Fire itself still is not understood at all. Science avoids it almost entirely. Our closest understanding of it comes from ancient religion: as either a fundamental force of the universe, or a gift from the gods, or a thing stolen from the gods, or all of the above.
Modernism is how we adapt. It is how we express our "divinity" -- our intelligence and will and strength and fortitude and ingenuity and joie de vivre here on Earth.
There is no understanding modernism without understanding World War One.
In many ways WW1 was the death of liberalism and the Enlightenment, and so represents both the establishment of modernism as a fundamental precept of post-1918 human life, and also the seed of its own destruction. Modernism is a natural ally of the Enlightenment in its quest for truth in all its multi-valenced reality, but it is also a tool for shattering us out our preconceptions, and our comforts.
The liberals of the 19th Century, under Disraeli in the UK and Bismarck in Continental Europe, envisioned a world run by an Enlightened Europe, free of the superstition of religious dogma and its religious wars, where tradition would be modulated by new temperaments interested in science, education, and technology. In a word: modern.
It would be World Peace.
But this same liberalism, this same fascination with technology, with deal-making and business, was of course a deal with the devil, who is only ourselves.
We murdered one another on an industrial scale in WW1, in a way that is still incompletely documented, because of its enormity, but more important because of the depth of the psychic scars of that war.
That WW1 gave birth to a huge amount of unprecedently beautiful and imaginative art, and new frontiers in philosophy and science, is unquestioned. But the central thesis, at least in art (and in some of the sciences too, though less so) was that we had failed. We fucked up big time. We had failed to understand something fundamental about reality, said James Joyce and William Faulkner and Virginia Woolf and Pablo Picasso. But we didn't know what.
To quote the neoliberal warmonger Donald Rumsfeld, we didn't know what we didn't know. We didn't know what dark spirit had made us kill one another in such horrific ways--such horrific imaginative ways--in the trenches of the Somme and Verdun.
Some thing was missing from our understanding. Some picture of who we are and how we fit into the universe.
In this way, the concerns of modernist art must be understood as fundamentally religious: not concerned with god so much as with Man and his place in the universe. Why we are here; the old question, now asked with renewed force.
What does it mean that we have done these things?
To say that postmodernism marks some neoliberal departure from modernism and represents some Satanic cabal of cultural relativists who want to destroy society with pedophilia and "transgenderism" fails to understand that modernism was already fundamentally concerned with limits and our transgression of them.
Of course the (now well documented) Satanic cabal of the 'New World Order' does like to use cultural relativism to excuse its vices; but this has nothing to do with modernism, or postmodernism, which is really just modernism on crack cocaine. Modernism to the nth degree. Modernism become religion.

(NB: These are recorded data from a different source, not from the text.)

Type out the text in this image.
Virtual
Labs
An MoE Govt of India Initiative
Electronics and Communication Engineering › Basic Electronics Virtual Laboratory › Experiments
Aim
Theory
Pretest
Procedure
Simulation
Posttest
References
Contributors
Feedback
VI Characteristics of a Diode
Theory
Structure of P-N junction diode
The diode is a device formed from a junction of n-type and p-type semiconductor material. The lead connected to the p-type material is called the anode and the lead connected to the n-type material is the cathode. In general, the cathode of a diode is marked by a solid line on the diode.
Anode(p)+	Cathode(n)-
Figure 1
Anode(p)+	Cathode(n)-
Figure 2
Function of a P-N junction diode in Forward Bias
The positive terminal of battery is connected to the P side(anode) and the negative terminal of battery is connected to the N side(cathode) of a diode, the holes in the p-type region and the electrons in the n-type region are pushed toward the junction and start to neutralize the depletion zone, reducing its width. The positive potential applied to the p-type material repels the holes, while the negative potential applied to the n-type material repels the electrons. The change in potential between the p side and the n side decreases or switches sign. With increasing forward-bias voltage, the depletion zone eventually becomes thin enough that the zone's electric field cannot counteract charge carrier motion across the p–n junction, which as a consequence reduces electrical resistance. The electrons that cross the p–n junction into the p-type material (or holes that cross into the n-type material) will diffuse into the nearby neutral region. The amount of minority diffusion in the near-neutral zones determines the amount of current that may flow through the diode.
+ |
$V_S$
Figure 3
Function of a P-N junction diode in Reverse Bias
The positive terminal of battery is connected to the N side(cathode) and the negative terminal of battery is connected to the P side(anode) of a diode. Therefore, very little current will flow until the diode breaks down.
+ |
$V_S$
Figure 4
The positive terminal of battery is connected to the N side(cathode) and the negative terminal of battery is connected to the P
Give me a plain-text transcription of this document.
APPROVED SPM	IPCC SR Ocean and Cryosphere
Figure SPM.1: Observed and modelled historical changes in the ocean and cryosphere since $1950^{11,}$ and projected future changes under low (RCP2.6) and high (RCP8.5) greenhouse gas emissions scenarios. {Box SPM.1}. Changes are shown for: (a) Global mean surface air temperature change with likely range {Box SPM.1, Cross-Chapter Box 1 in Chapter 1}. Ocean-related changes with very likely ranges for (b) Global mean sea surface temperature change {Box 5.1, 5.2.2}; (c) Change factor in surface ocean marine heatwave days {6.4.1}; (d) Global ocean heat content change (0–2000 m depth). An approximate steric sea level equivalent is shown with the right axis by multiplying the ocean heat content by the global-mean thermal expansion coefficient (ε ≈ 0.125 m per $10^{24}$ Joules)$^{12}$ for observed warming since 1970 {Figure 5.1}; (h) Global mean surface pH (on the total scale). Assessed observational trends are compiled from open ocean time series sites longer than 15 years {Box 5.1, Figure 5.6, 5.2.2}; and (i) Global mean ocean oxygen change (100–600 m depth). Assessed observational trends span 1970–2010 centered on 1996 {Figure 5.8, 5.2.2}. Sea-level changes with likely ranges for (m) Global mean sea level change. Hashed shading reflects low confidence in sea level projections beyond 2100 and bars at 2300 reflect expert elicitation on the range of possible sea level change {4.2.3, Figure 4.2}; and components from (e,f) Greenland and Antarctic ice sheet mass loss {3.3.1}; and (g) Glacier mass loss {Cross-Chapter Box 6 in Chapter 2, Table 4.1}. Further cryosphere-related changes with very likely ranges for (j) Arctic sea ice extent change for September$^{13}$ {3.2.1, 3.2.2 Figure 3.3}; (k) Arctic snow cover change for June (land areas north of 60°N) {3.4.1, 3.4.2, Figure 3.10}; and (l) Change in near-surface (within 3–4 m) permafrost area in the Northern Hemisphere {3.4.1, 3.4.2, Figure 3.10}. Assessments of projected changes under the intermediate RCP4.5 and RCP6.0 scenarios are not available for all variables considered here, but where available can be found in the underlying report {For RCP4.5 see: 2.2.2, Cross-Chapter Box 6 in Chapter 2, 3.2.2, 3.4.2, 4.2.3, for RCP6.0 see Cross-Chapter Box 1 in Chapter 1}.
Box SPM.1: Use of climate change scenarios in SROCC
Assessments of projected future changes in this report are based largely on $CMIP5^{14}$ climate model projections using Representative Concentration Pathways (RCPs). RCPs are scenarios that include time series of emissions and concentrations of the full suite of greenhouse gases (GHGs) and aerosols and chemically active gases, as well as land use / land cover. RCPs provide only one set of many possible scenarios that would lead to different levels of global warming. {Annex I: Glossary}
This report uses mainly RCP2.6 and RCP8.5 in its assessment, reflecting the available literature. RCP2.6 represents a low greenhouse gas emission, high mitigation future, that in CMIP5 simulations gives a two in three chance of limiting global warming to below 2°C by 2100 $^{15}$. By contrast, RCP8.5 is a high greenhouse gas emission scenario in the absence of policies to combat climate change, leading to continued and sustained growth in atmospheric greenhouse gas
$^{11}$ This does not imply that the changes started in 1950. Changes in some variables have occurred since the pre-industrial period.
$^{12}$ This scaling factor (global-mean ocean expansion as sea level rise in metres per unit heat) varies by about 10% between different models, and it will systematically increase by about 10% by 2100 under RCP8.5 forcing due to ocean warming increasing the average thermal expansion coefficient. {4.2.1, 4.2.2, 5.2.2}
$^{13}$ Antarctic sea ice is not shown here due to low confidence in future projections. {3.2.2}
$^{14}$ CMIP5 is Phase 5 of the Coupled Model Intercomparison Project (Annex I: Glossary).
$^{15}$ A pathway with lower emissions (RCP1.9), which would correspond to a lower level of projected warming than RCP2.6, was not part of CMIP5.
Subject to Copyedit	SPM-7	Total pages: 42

What is religion then? Only our language. Our understanding. Our culture. This is religion. Who and what we are as seen through what we tell ourselves about it.
This was the innovation of modern philosophy and science: an acknowledgement that we did not know everything, and never could, because of the fundamental limits of (even technologically aided) senses. A recognition of our own hubris, and how to account for it in our work and our lives: that is modernism. And postmodernism.
The anxiety surrounding postmodernism is an ongoing fruit of that horrific psychic scar of the Somme. We are still undead in the Somme, still a ghost shattered and broken but alive, wandering the Earth, asking:
Modernism and postmodernism are an attempt to answer the question.